Les amateurs de cinéma d’animation savent que le genre ne se destine pas uniquement au jeune public. En 2008, l’Israélien Ari Folman marquait les esprits avec Valse avec Bachir, film autobiographique sur ses années de guerre. Depuis, d’autres œuvres comme Cafard (2015), narrant l'errance d'une escouade belge pendant la Première Guerre mondiale, ont privilégié cette technique. Si Jonas Poher Rasmussen se sert lui aussi du dessin animé pour réaliser son documentaire, c’est d’abord pour protéger l’identité de son héros, Amin, et celle de ses proches. Le Danois utilise ici des entretiens effectués avec le jeune homme (c’est sa voix qu’on entend en VO) et, par l’entremise de flash-back, retrace les 30 premières années de sa vie.
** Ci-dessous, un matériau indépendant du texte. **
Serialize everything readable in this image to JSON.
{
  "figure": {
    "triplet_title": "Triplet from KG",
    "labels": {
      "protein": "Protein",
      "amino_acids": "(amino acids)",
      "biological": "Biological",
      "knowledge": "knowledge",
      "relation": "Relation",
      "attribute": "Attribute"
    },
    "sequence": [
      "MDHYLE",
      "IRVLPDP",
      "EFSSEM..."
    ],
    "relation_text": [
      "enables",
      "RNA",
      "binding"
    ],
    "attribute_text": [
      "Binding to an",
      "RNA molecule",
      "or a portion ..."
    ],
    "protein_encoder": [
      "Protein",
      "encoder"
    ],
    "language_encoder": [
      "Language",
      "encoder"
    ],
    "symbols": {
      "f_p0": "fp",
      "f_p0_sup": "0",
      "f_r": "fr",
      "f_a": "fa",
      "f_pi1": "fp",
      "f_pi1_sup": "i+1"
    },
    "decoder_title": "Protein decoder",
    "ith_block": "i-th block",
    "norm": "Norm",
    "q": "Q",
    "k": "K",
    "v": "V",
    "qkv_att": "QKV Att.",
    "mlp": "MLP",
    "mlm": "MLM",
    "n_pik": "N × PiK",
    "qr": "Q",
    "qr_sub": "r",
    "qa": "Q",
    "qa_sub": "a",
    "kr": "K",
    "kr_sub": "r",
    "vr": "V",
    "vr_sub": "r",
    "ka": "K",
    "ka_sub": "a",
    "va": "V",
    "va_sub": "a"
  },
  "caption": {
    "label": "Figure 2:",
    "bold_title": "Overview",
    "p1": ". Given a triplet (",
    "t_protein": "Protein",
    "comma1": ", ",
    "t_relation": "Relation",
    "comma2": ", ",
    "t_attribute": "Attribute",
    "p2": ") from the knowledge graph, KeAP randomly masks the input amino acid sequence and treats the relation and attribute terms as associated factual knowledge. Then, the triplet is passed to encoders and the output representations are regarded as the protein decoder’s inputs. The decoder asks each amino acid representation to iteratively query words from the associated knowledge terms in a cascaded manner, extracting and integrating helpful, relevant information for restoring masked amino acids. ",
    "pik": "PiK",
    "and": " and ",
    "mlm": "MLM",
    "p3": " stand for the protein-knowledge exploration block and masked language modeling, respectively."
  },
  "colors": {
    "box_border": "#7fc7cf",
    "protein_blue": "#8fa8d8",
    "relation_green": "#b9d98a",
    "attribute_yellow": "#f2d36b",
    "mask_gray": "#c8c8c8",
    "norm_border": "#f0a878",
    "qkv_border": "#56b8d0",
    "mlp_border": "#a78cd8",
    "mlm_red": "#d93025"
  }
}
Flee raconte ainsi son enfance heureuse en Afghanistan, dans les années 1980, avant la guerre civile, l’arrivée des talibans et l’exil au Danemark, où il deviendra un brillant universitaire… Le réalisateur ne sacrifie en rien la beauté du graphisme et des décors, tout en servant un discours engagé et humaniste. Abordant l’intolérance et le déracinement de tous les réfugiés, Flee est un film lumineux, à l’heure où l’Afghanistan s’enfonce toujours plus dans les ténèbres. Grégory Marouzé
CINECOMEDIES
Le rire, c'est sérieux. Tel est le mantra de ce festival, qui met à l'honneur un genre populaire mais souvent mésestimé : la comédie. Après Pierre Richard (le parrain), Gérard Oury, Bourvil et Belmondo, c'est la bande du Splendid qui est célébrée à Lille. Outre une soirée spéciale Le Père Noël est une ordure, une exposition au Palais Rihour rassemble costumes, accessoires et autres photos de tournage inédites de films culte (des Bronzés à Papy fait de la résistance). Parmi les invités d'honneur, Claude Lelouch, pas forcément connu pour son humour, vient rappeler qu'il a tout de même signé il y a pile 50 ans un classique de la gaudriole : L'Aventure c'est l'aventure. Au casting ? Lino Ventura, Jacques Brel, Aldo Maccione et Johnny Hallyday. Oui, rien que ça. Julien
Damien Lille, 28.09 > 02.10, UGC, Le Majestic, Le Métropole, L'Univers, Palais Rihour, Furet du Nord, festival-cinecomedies.com (Expo au palais Rihour : 10.09 > 09.10, gratuit)

SAUL BASS.
Autopsie du design cinématographique
C’est peut-être l’un des plus célèbres graphistes du xxe siècle. Créateur de la police de caractères des mouchoirs Kleenex ou du logo des céréales Quaker, Saul Bass (19201996) a surtout signé les affiches de films légendaires – citons Psychose, Sueurs froides, West Side Story, Casino… Avec son épouse, Elaine, il a conféré au générique d’ouverture le statut de prologue. Cette somme revient sur le parcours d’un gamin du Bronx nourri au constructivisme russe et au Bauhaus. Pointue et fouillée, cette analyse formelle étudie un style unique qui a fait école. On peut regretter la portion congrue laissée à l’image, mais ce livre érudit complétera la monographie Saul Bass : A Life in Film & Design (2011) de Jennifer Bass et Pat Kirkham.